Kader

798 57 12
                                    

Çalışma masasının üzerinde bir resim panosu vardı.

"Fotoğrafları çok seviyorsunuz sanırım."

Yanıma geldi ve sandalyeye oturdu, ben panoyu incelemeye devam ederken.

"Annem hatıra işlerini çık severdi. O yüzden her anı olabildiğince fotoğraflardı. Bir bu kadar da dolu albümler var."

Aşağıda gördüğüm fotoğrafın bir başka kopyasını burada da gördüm. Elime alıp Efeye döndüm.

"Bu fotoğraftan aşağıda da vardı. Buradakiler kim?"

Fotoğraf biraz eskiydi, kamera da tam netlememişti. Çok seçilmiyordu yüzler.

"Bu annemin bir arkadaşıymış. Kucağındaki de kızı. O zamanlar bir yazlığımız varmış Bodrumda. Orada komşuymuşuz. Sonra zamanla kopmuşlar. Annem ne yapsa da ulaşacak bir yer bulamadı. Kızını bana almayı düşünüyordu halbuki."

Son cümleyi gülerek söyledi. Ama bu kıskanmamı engelleyemezdi. Ulaşmış olsaydı başka biriyle evlenecek olma ihtimali beni gerdi. Düşünceli şekilde fotoğrafı inceledim. Bizim de yazlığımız vardı orada.

"Bizim de Bodrumda yazlığımız varmış. Ama babam annemi orada aldatınca, bir daha gitmemişiz. Hatta şu arkanızdaki dondurmacının bizde de fotoğrafı var. Ama film yandığı için kişiler gözükmü-"

Olabilme ihtimali var mıydı? Bu fotoğraftakinin ben ve annem olma ihtimali?

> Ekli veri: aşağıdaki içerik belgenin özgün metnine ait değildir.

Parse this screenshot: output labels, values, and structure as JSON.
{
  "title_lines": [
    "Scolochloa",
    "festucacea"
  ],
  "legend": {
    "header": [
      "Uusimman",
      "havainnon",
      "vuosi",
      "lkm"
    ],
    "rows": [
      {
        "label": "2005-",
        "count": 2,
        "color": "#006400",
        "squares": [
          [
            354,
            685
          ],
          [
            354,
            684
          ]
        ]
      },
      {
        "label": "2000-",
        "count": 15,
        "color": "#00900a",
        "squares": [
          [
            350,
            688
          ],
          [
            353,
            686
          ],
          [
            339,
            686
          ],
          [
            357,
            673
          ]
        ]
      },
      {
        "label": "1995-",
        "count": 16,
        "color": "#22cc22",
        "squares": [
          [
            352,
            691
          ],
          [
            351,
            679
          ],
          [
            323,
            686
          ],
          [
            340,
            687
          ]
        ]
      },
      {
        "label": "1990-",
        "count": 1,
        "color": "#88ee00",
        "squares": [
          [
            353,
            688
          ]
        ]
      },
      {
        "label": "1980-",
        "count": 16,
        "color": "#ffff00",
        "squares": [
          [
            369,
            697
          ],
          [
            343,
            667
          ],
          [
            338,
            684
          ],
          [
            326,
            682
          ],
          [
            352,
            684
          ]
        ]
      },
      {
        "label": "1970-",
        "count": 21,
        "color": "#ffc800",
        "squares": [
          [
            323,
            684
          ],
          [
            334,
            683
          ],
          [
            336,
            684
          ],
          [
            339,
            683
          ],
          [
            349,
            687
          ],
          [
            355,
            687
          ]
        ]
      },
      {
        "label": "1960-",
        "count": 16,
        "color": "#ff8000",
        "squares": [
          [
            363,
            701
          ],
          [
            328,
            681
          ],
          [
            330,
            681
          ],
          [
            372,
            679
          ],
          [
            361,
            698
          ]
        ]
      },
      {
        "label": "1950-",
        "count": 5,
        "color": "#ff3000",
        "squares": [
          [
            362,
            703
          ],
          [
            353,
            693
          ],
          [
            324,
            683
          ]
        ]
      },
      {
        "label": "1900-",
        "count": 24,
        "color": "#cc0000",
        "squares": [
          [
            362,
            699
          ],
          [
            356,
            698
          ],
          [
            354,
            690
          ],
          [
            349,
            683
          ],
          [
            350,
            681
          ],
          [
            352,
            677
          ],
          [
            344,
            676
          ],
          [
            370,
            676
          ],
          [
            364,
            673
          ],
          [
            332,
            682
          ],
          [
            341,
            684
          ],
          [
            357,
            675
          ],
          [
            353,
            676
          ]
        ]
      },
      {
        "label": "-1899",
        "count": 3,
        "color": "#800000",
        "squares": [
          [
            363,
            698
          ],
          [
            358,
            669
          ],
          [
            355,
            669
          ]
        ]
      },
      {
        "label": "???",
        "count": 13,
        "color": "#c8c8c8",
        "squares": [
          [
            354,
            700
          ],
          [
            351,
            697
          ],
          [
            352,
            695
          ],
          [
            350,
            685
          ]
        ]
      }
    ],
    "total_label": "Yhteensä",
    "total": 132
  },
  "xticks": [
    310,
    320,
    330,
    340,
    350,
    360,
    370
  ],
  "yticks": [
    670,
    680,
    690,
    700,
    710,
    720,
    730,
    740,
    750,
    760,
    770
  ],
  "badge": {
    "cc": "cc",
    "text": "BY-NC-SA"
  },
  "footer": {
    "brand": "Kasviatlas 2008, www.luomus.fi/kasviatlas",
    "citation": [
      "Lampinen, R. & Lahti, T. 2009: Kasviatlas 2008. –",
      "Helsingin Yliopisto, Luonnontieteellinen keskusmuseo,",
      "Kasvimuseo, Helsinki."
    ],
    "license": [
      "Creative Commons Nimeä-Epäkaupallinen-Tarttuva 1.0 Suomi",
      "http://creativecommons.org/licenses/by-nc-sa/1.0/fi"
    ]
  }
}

"Aynı şeyi mi düşünüyoruz şu an? Annen olabilir mi bu kadın?"

Heyecanla yerinden kalkan Efeye baktım.

"Bilmiyorum ki. Ben böyle hikayesini dinlememiştim açıkçası. Hem bu büyük tesadüf olur. Sanmam."

Telefonu çıkarıp anneme, fotoğrafı çekip gönderdim.

"Seni bunca zaman tanıyor olabilmek varken 27yıl boşa yaşamama yanarım."

Annemden gelen cevaba baktım. Gözlerim doldu birden. Gerçekten 27 yıl sonra mı bir araya gelmeliydik.

"Ah Yeliz, eski komşum. Sen nereden buldun bu fotoğrafı annecim?"

Telefonu Efeye çevirdim. Okuduğunda fotoğrafa baktı. Bana döndü. Yüzünde gülümseme vardı ana buruktu. Gerçekten onu tanımış öyle büyümüş olmak isterdim.

"Şu an o Bodruma gelmeyen yolları yakıp yok etmek istiyorum."

"Böyle tesadüflerin yalnızca filmlerde olacağını düşünürdüm."

Ellerini iki yanağıma koyup burnuma bir öpücük bıraktı. Sonra beni göğsüne bastırdı. Beline sarıldım.

"Ne güzel erkenden evlenirdik ya."

Şaşkınlıkla başımı kaldırdım.

"Başkası olsa da evlenecek miydin?"

"Senin gibi güzelse olabilirdi."

Elimin altındaki etini cimcirdim. Sonra kolları arasından çıkıp kapıya yöneldim. Tabi ki şaka olduğunu biliyordum ama tribini atacaktım.

Ben hızlı hızlı kapıya giderken kolumdan tutup hızla kendine çevirdi. Bedenine çarptım, eli belime yerleşti ve uzaklaşmamı engelledi. Dudakları dudaklarımı buldu. Bu sefer nazik değildi, sanki günlerden beri susuzdu ve suyu yeni bulmuştu. Dudaklarına hapsetmek ister gibi. Ben de bir o kadar hasretle karşılık veriyordum.

Kader bizi yıllarca ayrı tutmuş, sonra hiç haberimiz olmadan yollarımızı buluşturmuştu.